My app [1] regularly broke with new macOS releases between 10.9 and 10.12. So often I actually shivered when they announced a new version.

I was calling Cocoa stuff from separate threads which is almost never guaranteed to work on macOS (the UI is explicitly not thread-safe). It usually worked on older releases though, but since 10.9 or so, it broke a little more with almost every new release.

Not really Apple's fault as it's mosty breaking stuff that was explicitly not guaranteed to work in the first place and which I shouldn't have used. On the other hand, Microsoft seems to keep every quirk from Windows 9x time still working until today.

[1] https://github.com/enzo1982/freac

1 comments

> I was calling Cocoa stuff from separate threads which is almost never guaranteed to work on macOS (the UI is explicitly not thread-safe)
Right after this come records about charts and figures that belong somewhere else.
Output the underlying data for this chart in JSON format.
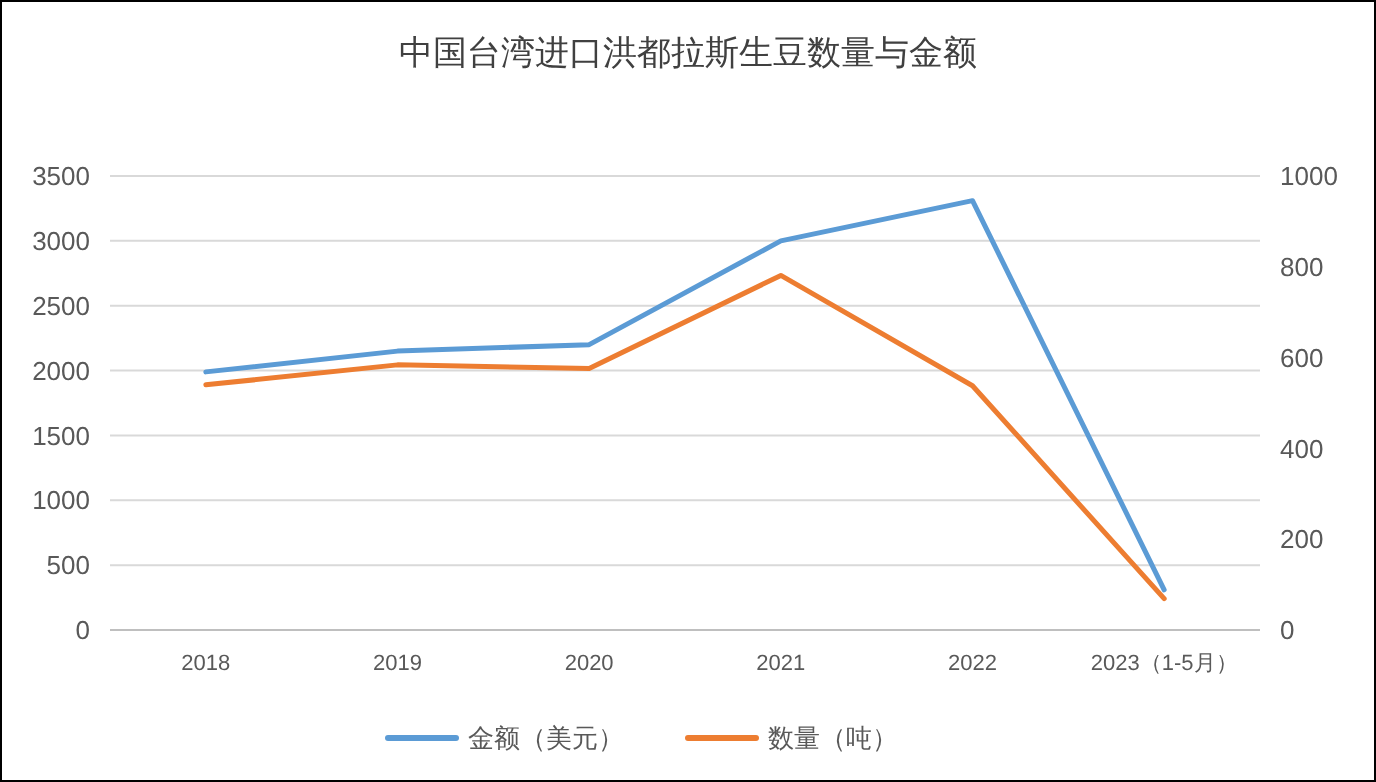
{
  "chart_data": {
    "type": "line",
    "title": "中国台湾进口洪都拉斯生豆数量与金额",
    "categories": [
      "2018",
      "2019",
      "2020",
      "2021",
      "2022",
      "2023（1-5月）"
    ],
    "series": [
      {
        "name": "金额（美元）",
        "color": "#5b9bd5",
        "values": [
          1990,
          2150,
          2200,
          3000,
          3310,
          310
        ]
      },
      {
        "name": "数量（吨）",
        "color": "#ed7d31",
        "axis": "y2",
        "values": [
          540,
          584,
          576,
          781,
          538,
          69
        ]
      }
    ],
    "ylim": [
      0,
      3500
    ],
    "yticks": [
      0,
      500,
      1000,
      1500,
      2000,
      2500,
      3000,
      3500
    ],
    "y2lim": [
      0,
      1000
    ],
    "y2ticks": [
      0,
      200,
      400,
      600,
      800,
      1000
    ],
    "grid": "y",
    "legend": "bottom",
    "marker": "none",
    "line_style": "solid"
  }
}
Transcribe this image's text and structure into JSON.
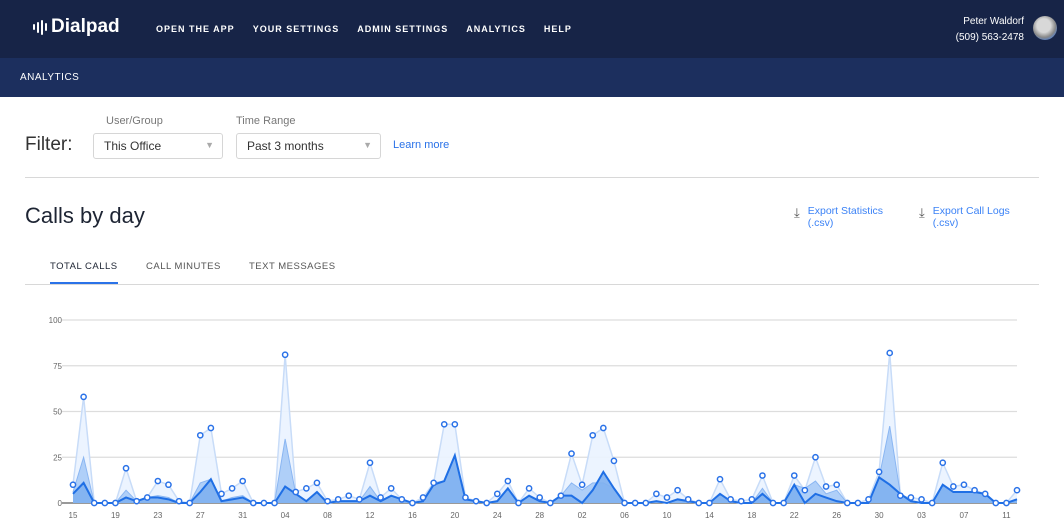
{
  "header": {
    "logo": "Dialpad",
    "nav": [
      "OPEN THE APP",
      "YOUR SETTINGS",
      "ADMIN SETTINGS",
      "ANALYTICS",
      "HELP"
    ],
    "user_name": "Peter Waldorf",
    "user_phone": "(509) 563-2478"
  },
  "subheader": {
    "title": "ANALYTICS"
  },
  "filter": {
    "label": "Filter:",
    "user_group_label": "User/Group",
    "user_group_value": "This Office",
    "time_range_label": "Time Range",
    "time_range_value": "Past 3 months",
    "learn_more": "Learn more"
  },
  "section": {
    "title": "Calls by day",
    "export_stats": "Export Statistics",
    "export_stats_ext": "(.csv)",
    "export_logs": "Export Call Logs",
    "export_logs_ext": "(.csv)"
  },
  "tabs": [
    {
      "label": "TOTAL CALLS",
      "active": true
    },
    {
      "label": "CALL MINUTES",
      "active": false
    },
    {
      "label": "TEXT MESSAGES",
      "active": false
    }
  ],
  "colors": {
    "accent": "#2a72e8",
    "header": "#172447",
    "subheader": "#1c2f5e"
  },
  "chart_data": {
    "type": "area",
    "ylim": [
      0,
      100
    ],
    "yticks": [
      0,
      25,
      50,
      75,
      100
    ],
    "xtick_labels": [
      "15",
      "19",
      "23",
      "27",
      "31",
      "04",
      "08",
      "12",
      "16",
      "20",
      "24",
      "28",
      "02",
      "06",
      "10",
      "14",
      "18",
      "22",
      "26",
      "30",
      "03",
      "07",
      "11"
    ],
    "xtick_every": 4,
    "series": [
      {
        "name": "total",
        "values": [
          10,
          58,
          0,
          0,
          0,
          19,
          1,
          3,
          12,
          10,
          1,
          0,
          37,
          41,
          5,
          8,
          12,
          0,
          0,
          0,
          81,
          6,
          8,
          11,
          1,
          2,
          4,
          2,
          22,
          3,
          8,
          2,
          0,
          3,
          11,
          43,
          43,
          3,
          1,
          0,
          5,
          12,
          0,
          8,
          3,
          0,
          4,
          27,
          10,
          37,
          41,
          23,
          0,
          0,
          0,
          5,
          3,
          7,
          2,
          0,
          0,
          13,
          2,
          1,
          2,
          15,
          0,
          0,
          15,
          7,
          25,
          9,
          10,
          0,
          0,
          2,
          17,
          82,
          4,
          3,
          2,
          0,
          22,
          9,
          10,
          7,
          5,
          0,
          0,
          7
        ]
      },
      {
        "name": "mid",
        "values": [
          6,
          25,
          0,
          0,
          0,
          7,
          1,
          3,
          4,
          3,
          0,
          0,
          11,
          13,
          1,
          3,
          4,
          0,
          0,
          0,
          35,
          5,
          1,
          6,
          0,
          1,
          1,
          1,
          9,
          1,
          4,
          2,
          0,
          1,
          11,
          12,
          26,
          2,
          1,
          0,
          1,
          8,
          0,
          4,
          1,
          0,
          4,
          11,
          7,
          11,
          11,
          8,
          0,
          0,
          0,
          1,
          0,
          2,
          1,
          0,
          0,
          5,
          1,
          0,
          0,
          8,
          0,
          0,
          10,
          8,
          12,
          5,
          7,
          0,
          0,
          0,
          14,
          42,
          5,
          1,
          0,
          0,
          10,
          6,
          6,
          6,
          5,
          0,
          0,
          2
        ]
      },
      {
        "name": "primary",
        "values": [
          5,
          11,
          0,
          0,
          0,
          3,
          1,
          3,
          3,
          2,
          0,
          0,
          6,
          13,
          1,
          2,
          3,
          0,
          0,
          0,
          9,
          5,
          1,
          6,
          0,
          1,
          1,
          1,
          4,
          1,
          4,
          2,
          0,
          1,
          10,
          12,
          26,
          2,
          1,
          0,
          1,
          8,
          0,
          4,
          1,
          0,
          4,
          4,
          0,
          7,
          17,
          8,
          0,
          0,
          0,
          1,
          0,
          2,
          1,
          0,
          0,
          5,
          1,
          0,
          0,
          5,
          0,
          0,
          10,
          0,
          5,
          3,
          1,
          0,
          0,
          0,
          14,
          10,
          5,
          1,
          0,
          0,
          10,
          6,
          6,
          6,
          5,
          0,
          0,
          2
        ]
      }
    ]
  }
}
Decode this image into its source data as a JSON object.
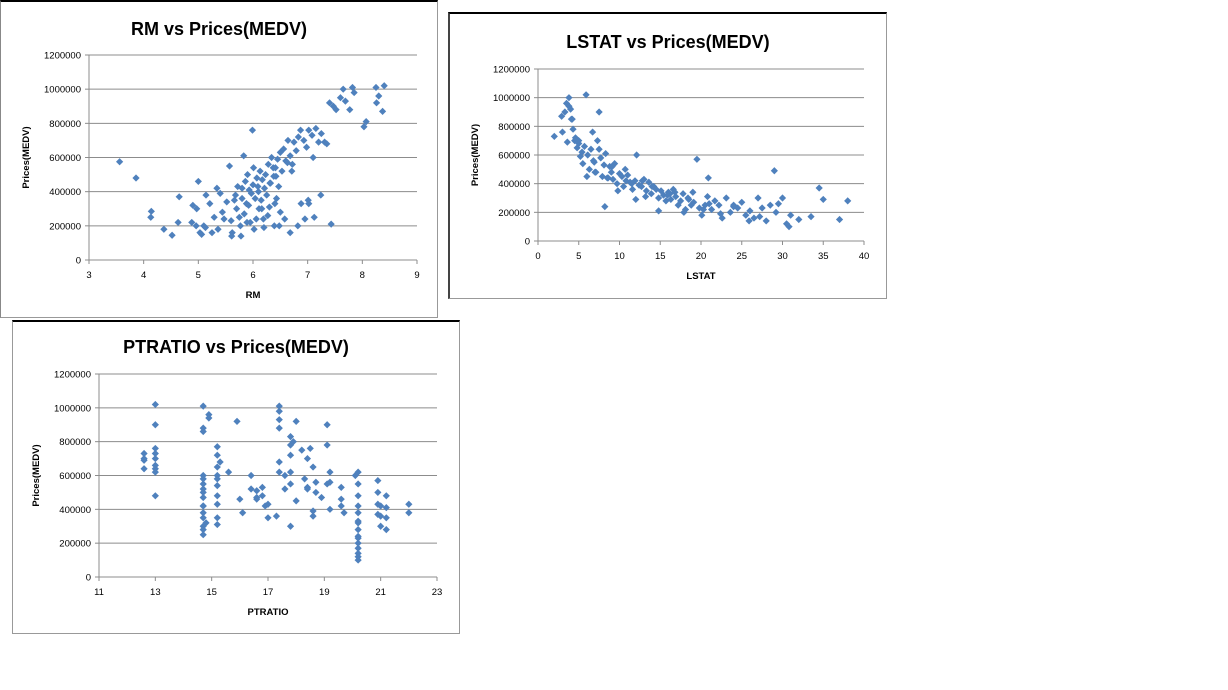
{
  "chart_data": [
    {
      "id": "rm",
      "type": "scatter",
      "title": "RM vs Prices(MEDV)",
      "xlabel": "RM",
      "ylabel": "Prices(MEDV)",
      "xlim": [
        3,
        9
      ],
      "ylim": [
        0,
        1200000
      ],
      "xticks": [
        3,
        4,
        5,
        6,
        7,
        8,
        9
      ],
      "yticks": [
        0,
        200000,
        400000,
        600000,
        800000,
        1000000,
        1200000
      ],
      "grid": "horizontal",
      "legend": "none",
      "marker_color": "#4f81bd",
      "x": [
        3.56,
        3.86,
        4.14,
        4.13,
        4.37,
        4.52,
        4.63,
        4.65,
        4.88,
        4.9,
        4.97,
        5.0,
        5.03,
        5.1,
        5.13,
        5.21,
        5.29,
        5.34,
        5.4,
        5.44,
        5.52,
        5.57,
        5.6,
        5.62,
        5.68,
        5.7,
        5.72,
        5.75,
        5.78,
        5.8,
        5.84,
        5.86,
        5.88,
        5.9,
        5.93,
        5.95,
        5.97,
        6.0,
        6.02,
        6.04,
        6.07,
        6.1,
        6.11,
        6.13,
        6.15,
        6.17,
        6.19,
        6.21,
        6.23,
        6.25,
        6.28,
        6.3,
        6.32,
        6.34,
        6.37,
        6.4,
        6.42,
        6.45,
        6.47,
        6.5,
        6.53,
        6.56,
        6.6,
        6.64,
        6.68,
        6.72,
        6.75,
        6.79,
        6.83,
        6.87,
        6.93,
        6.98,
        7.02,
        7.08,
        7.15,
        7.2,
        7.25,
        7.31,
        7.4,
        7.47,
        7.52,
        7.6,
        7.65,
        7.69,
        7.77,
        7.82,
        7.85,
        8.03,
        8.07,
        8.25,
        8.3,
        8.37,
        8.4,
        8.26,
        7.24,
        6.95,
        6.5,
        6.16,
        5.89,
        5.61,
        5.47,
        5.25,
        5.06,
        5.99,
        6.06,
        6.39,
        6.68,
        6.82,
        7.01,
        7.12,
        7.43,
        7.02,
        6.48,
        6.27,
        5.83,
        5.92,
        6.01,
        6.2,
        6.31,
        6.43,
        6.58,
        6.71,
        5.77,
        5.66,
        5.36,
        5.14,
        4.96,
        6.38,
        6.63,
        6.88,
        7.1,
        7.35,
        6.41,
        6.09,
        5.8
      ],
      "y": [
        575000,
        480000,
        285000,
        250000,
        180000,
        145000,
        220000,
        370000,
        220000,
        320000,
        300000,
        460000,
        160000,
        200000,
        190000,
        330000,
        250000,
        420000,
        390000,
        280000,
        340000,
        550000,
        230000,
        160000,
        380000,
        300000,
        430000,
        250000,
        140000,
        360000,
        270000,
        460000,
        330000,
        500000,
        410000,
        220000,
        390000,
        440000,
        180000,
        360000,
        480000,
        400000,
        300000,
        520000,
        350000,
        470000,
        240000,
        420000,
        500000,
        380000,
        560000,
        310000,
        450000,
        600000,
        540000,
        330000,
        490000,
        590000,
        430000,
        630000,
        520000,
        650000,
        580000,
        700000,
        610000,
        560000,
        690000,
        640000,
        720000,
        760000,
        700000,
        660000,
        760000,
        730000,
        770000,
        690000,
        740000,
        690000,
        920000,
        900000,
        880000,
        950000,
        1000000,
        930000,
        880000,
        1010000,
        980000,
        780000,
        810000,
        1010000,
        960000,
        870000,
        1020000,
        920000,
        380000,
        240000,
        280000,
        300000,
        220000,
        140000,
        240000,
        160000,
        150000,
        760000,
        240000,
        200000,
        160000,
        200000,
        350000,
        250000,
        210000,
        330000,
        200000,
        260000,
        610000,
        320000,
        540000,
        190000,
        450000,
        360000,
        240000,
        520000,
        200000,
        350000,
        180000,
        380000,
        200000,
        490000,
        570000,
        330000,
        600000,
        680000,
        540000,
        430000,
        420000
      ]
    },
    {
      "id": "lstat",
      "type": "scatter",
      "title": "LSTAT vs Prices(MEDV)",
      "xlabel": "LSTAT",
      "ylabel": "Prices(MEDV)",
      "xlim": [
        0,
        40
      ],
      "ylim": [
        0,
        1200000
      ],
      "xticks": [
        0,
        5,
        10,
        15,
        20,
        25,
        30,
        35,
        40
      ],
      "yticks": [
        0,
        200000,
        400000,
        600000,
        800000,
        1000000,
        1200000
      ],
      "grid": "horizontal",
      "legend": "none",
      "marker_color": "#4f81bd",
      "x": [
        2.0,
        2.9,
        3.0,
        3.3,
        3.5,
        3.6,
        3.8,
        4.0,
        4.1,
        4.3,
        4.5,
        4.6,
        4.8,
        5.0,
        5.2,
        5.4,
        5.5,
        5.7,
        5.9,
        6.1,
        6.3,
        6.5,
        6.7,
        6.9,
        7.1,
        7.3,
        7.5,
        7.7,
        7.9,
        8.1,
        8.3,
        8.5,
        8.8,
        9.0,
        9.2,
        9.4,
        9.7,
        10.0,
        10.3,
        10.5,
        10.8,
        11.0,
        11.3,
        11.6,
        11.9,
        12.1,
        12.4,
        12.7,
        13.0,
        13.3,
        13.6,
        13.9,
        14.2,
        14.5,
        14.8,
        15.1,
        15.4,
        15.7,
        16.0,
        16.3,
        16.6,
        16.9,
        17.2,
        17.5,
        17.8,
        18.1,
        18.4,
        18.8,
        19.1,
        19.5,
        19.8,
        20.1,
        20.5,
        20.9,
        21.3,
        21.7,
        22.2,
        22.6,
        23.1,
        23.6,
        24.0,
        24.5,
        25.0,
        25.5,
        26.0,
        26.5,
        27.0,
        27.5,
        28.0,
        28.5,
        29.0,
        29.5,
        30.0,
        30.5,
        31.0,
        32.0,
        33.5,
        34.5,
        35.0,
        37.0,
        38.0,
        6.0,
        7.0,
        8.2,
        9.8,
        12.0,
        13.2,
        14.8,
        16.2,
        17.9,
        19.0,
        20.3,
        21.0,
        22.4,
        24.0,
        25.9,
        27.2,
        29.2,
        30.8,
        5.0,
        4.2,
        3.8,
        6.8,
        8.6,
        11.5,
        14.0,
        15.9,
        18.5,
        20.8,
        10.7,
        12.8,
        9.1,
        16.8,
        7.5
      ],
      "y": [
        730000,
        870000,
        760000,
        900000,
        960000,
        690000,
        1000000,
        920000,
        850000,
        780000,
        700000,
        720000,
        650000,
        680000,
        590000,
        620000,
        540000,
        660000,
        1020000,
        600000,
        500000,
        640000,
        760000,
        550000,
        480000,
        700000,
        900000,
        580000,
        450000,
        530000,
        610000,
        440000,
        520000,
        480000,
        430000,
        540000,
        400000,
        470000,
        450000,
        380000,
        420000,
        460000,
        410000,
        360000,
        420000,
        600000,
        390000,
        380000,
        430000,
        350000,
        410000,
        330000,
        380000,
        360000,
        300000,
        350000,
        320000,
        280000,
        340000,
        290000,
        360000,
        310000,
        250000,
        280000,
        330000,
        220000,
        300000,
        250000,
        270000,
        570000,
        230000,
        180000,
        250000,
        440000,
        220000,
        280000,
        250000,
        160000,
        300000,
        200000,
        240000,
        230000,
        270000,
        180000,
        210000,
        160000,
        300000,
        230000,
        140000,
        250000,
        490000,
        260000,
        300000,
        120000,
        180000,
        150000,
        170000,
        370000,
        290000,
        150000,
        280000,
        450000,
        480000,
        240000,
        350000,
        290000,
        310000,
        210000,
        330000,
        200000,
        340000,
        220000,
        260000,
        190000,
        250000,
        140000,
        170000,
        200000,
        100000,
        700000,
        850000,
        940000,
        560000,
        440000,
        400000,
        380000,
        320000,
        290000,
        310000,
        500000,
        420000,
        520000,
        340000,
        640000
      ]
    },
    {
      "id": "ptratio",
      "type": "scatter",
      "title": "PTRATIO vs Prices(MEDV)",
      "xlabel": "PTRATIO",
      "ylabel": "Prices(MEDV)",
      "xlim": [
        11,
        23
      ],
      "ylim": [
        0,
        1200000
      ],
      "xticks": [
        11,
        13,
        15,
        17,
        19,
        21,
        23
      ],
      "yticks": [
        0,
        200000,
        400000,
        600000,
        800000,
        1000000,
        1200000
      ],
      "grid": "horizontal",
      "legend": "none",
      "marker_color": "#4f81bd",
      "x": [
        12.6,
        12.6,
        12.6,
        13.0,
        13.0,
        13.0,
        13.0,
        13.0,
        13.0,
        13.0,
        13.0,
        14.7,
        14.7,
        14.7,
        14.7,
        14.7,
        14.7,
        14.7,
        14.7,
        14.7,
        14.7,
        14.7,
        14.7,
        14.7,
        14.7,
        14.7,
        14.9,
        14.9,
        15.2,
        15.2,
        15.2,
        15.2,
        15.2,
        15.2,
        15.2,
        15.2,
        15.2,
        15.3,
        15.6,
        15.9,
        16.0,
        16.1,
        16.4,
        16.6,
        16.6,
        16.8,
        16.8,
        16.9,
        17.0,
        17.3,
        17.4,
        17.4,
        17.4,
        17.4,
        17.4,
        17.6,
        17.6,
        17.8,
        17.8,
        17.8,
        17.8,
        17.8,
        17.9,
        18.0,
        18.0,
        18.2,
        18.3,
        18.4,
        18.4,
        18.5,
        18.6,
        18.6,
        18.7,
        18.7,
        18.9,
        19.1,
        19.1,
        19.1,
        19.2,
        19.2,
        19.6,
        19.6,
        19.7,
        20.1,
        20.2,
        20.2,
        20.2,
        20.2,
        20.2,
        20.2,
        20.2,
        20.2,
        20.2,
        20.2,
        20.2,
        20.2,
        20.2,
        20.9,
        20.9,
        20.9,
        21.0,
        21.0,
        21.2,
        21.2,
        21.2,
        21.2,
        22.0,
        22.0,
        12.6,
        13.0,
        14.7,
        15.2,
        16.4,
        17.4,
        17.8,
        18.4,
        19.2,
        20.2,
        21.0,
        17.0,
        18.6,
        19.6,
        14.8,
        16.6,
        20.2,
        20.9
      ],
      "y": [
        730000,
        690000,
        640000,
        1020000,
        900000,
        760000,
        700000,
        660000,
        640000,
        620000,
        480000,
        1010000,
        880000,
        860000,
        600000,
        550000,
        520000,
        500000,
        470000,
        420000,
        380000,
        350000,
        300000,
        280000,
        250000,
        420000,
        960000,
        940000,
        770000,
        720000,
        650000,
        600000,
        540000,
        480000,
        430000,
        350000,
        310000,
        680000,
        620000,
        920000,
        460000,
        380000,
        600000,
        510000,
        460000,
        480000,
        530000,
        420000,
        350000,
        360000,
        1010000,
        980000,
        930000,
        880000,
        680000,
        600000,
        520000,
        830000,
        780000,
        720000,
        620000,
        300000,
        800000,
        920000,
        450000,
        750000,
        580000,
        530000,
        700000,
        760000,
        360000,
        650000,
        500000,
        560000,
        470000,
        900000,
        780000,
        550000,
        620000,
        400000,
        530000,
        460000,
        380000,
        600000,
        620000,
        550000,
        480000,
        420000,
        380000,
        330000,
        280000,
        240000,
        200000,
        170000,
        140000,
        120000,
        100000,
        570000,
        500000,
        430000,
        420000,
        360000,
        480000,
        410000,
        350000,
        280000,
        430000,
        380000,
        700000,
        730000,
        580000,
        580000,
        520000,
        620000,
        550000,
        520000,
        560000,
        320000,
        300000,
        430000,
        390000,
        420000,
        320000,
        470000,
        230000,
        370000
      ]
    }
  ]
}
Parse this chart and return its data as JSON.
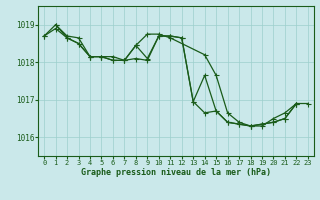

It seems to me that you know what's wrong here, but just in case you don't, most UI work should be done on the main thread. There are certain lower-lever layer APIs that IIRC do explicitly allow for calls from multithreaded contexts, but other than that stick to the main thread. There's actually a new tool, the thread sanitizer, that helps you adhere to this by flagging all misuse of Cocoa outside the main thread.

This is the case for almost every graphical toolkit I’ve developed for.